V. Exª, que é morador do Rio de Janeiro, Senador Roberto Saturnino Braga, deve compreender ainda mais que eu próprio os efeitos desses fatos para os cariocas e para os brasileiros.
Pela vida de Zuzu, entendemos por que, há mais de 20 anos, mulheres com lenços brancos na cabeça percorrem todas as quintas-feiras a Praça de Maio, em Buenos Aires, querendo saber dos seus filhos e netos. Ganharam o Prêmio Nobel, e não há no mundo quem possa contestá-las. Já foram chamadas de loucas; hoje, são heroínas. Como Zuzu, que pensava na beleza da mulher brasileira e, com seu destino, acabou representando a sua parte mais bonita, a força interior de quem foi, mais do que tudo, mãe.
Como a morte também é renascimento, quero registrar que, há 30 anos, nasceu um anjo que nos protege. É ele que deve ter conduzido o cineasta Sérgio Rezende a fazer o filme, rodado em setembro do ano passado, que leva o seu nome. Zuzu é o anjo da história do Brasil.
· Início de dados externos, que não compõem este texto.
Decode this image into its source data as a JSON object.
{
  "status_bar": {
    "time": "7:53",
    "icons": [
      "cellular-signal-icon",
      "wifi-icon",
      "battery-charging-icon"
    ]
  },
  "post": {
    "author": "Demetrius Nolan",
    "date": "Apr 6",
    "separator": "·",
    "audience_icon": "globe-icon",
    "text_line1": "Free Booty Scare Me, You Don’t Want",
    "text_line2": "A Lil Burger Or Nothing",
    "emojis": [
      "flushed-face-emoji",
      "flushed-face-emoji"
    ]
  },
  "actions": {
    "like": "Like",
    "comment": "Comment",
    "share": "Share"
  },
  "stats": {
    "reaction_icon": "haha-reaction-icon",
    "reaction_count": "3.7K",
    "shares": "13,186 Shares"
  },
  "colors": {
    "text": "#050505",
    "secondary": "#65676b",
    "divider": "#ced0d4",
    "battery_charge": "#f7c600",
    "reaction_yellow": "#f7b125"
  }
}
Quero aqui também homenagear o Grupo Tortura Nunca Mais, a Rose Nogueira, presidente do Grupo, que me ajudou nessa reflexão, por sua contínua batalha para que nunca, por razão alguma - de natureza política, de qualquer outra natureza -, haja a prática da tortura no Brasil.
Sr. Presidente, ao concluir, gostaria de transmitir um apelo ao Diretor-Presidente da Anvisa, Dirceu Raposo de Mello, para que receba em audiência o presidente do Sindicato dos Vigias Portuários de Santos, Jorge Ferreira, uma vez que há cerca de 32 navios ali em Santos, bem como outros navios em outros portos, que estão com dificuldades para se movimentar em função de greve. Esses trabalhadores gostariam de ter a oportunidade de dialogar com o Presidente da Anvisa, Agência Nacional de Vigilância Sanitária, para chegarem a um entendimento.
Avalio como importante também o esforço que o Ministro Waldir Pires está realizando para conversar com o Ministro do Trabalho, Luiz Marinho, e com todos aqueles que contribuem pelo seu trabalho para a Varig. Espero que possa se encontrar uma solução viável que signifique o respeito, a condução séria dos recursos públicos pelo Governo do Presidente Lula, mas que também signifique um atendimento aos anseios de toda a comunidade da Varig, sem que se promova o emprego de recursos públicos em uma empresa que, em alguns momentos, não foi tão bem administrada, mas em função de tudo aquilo que a Varig representa.
Muito obrigado.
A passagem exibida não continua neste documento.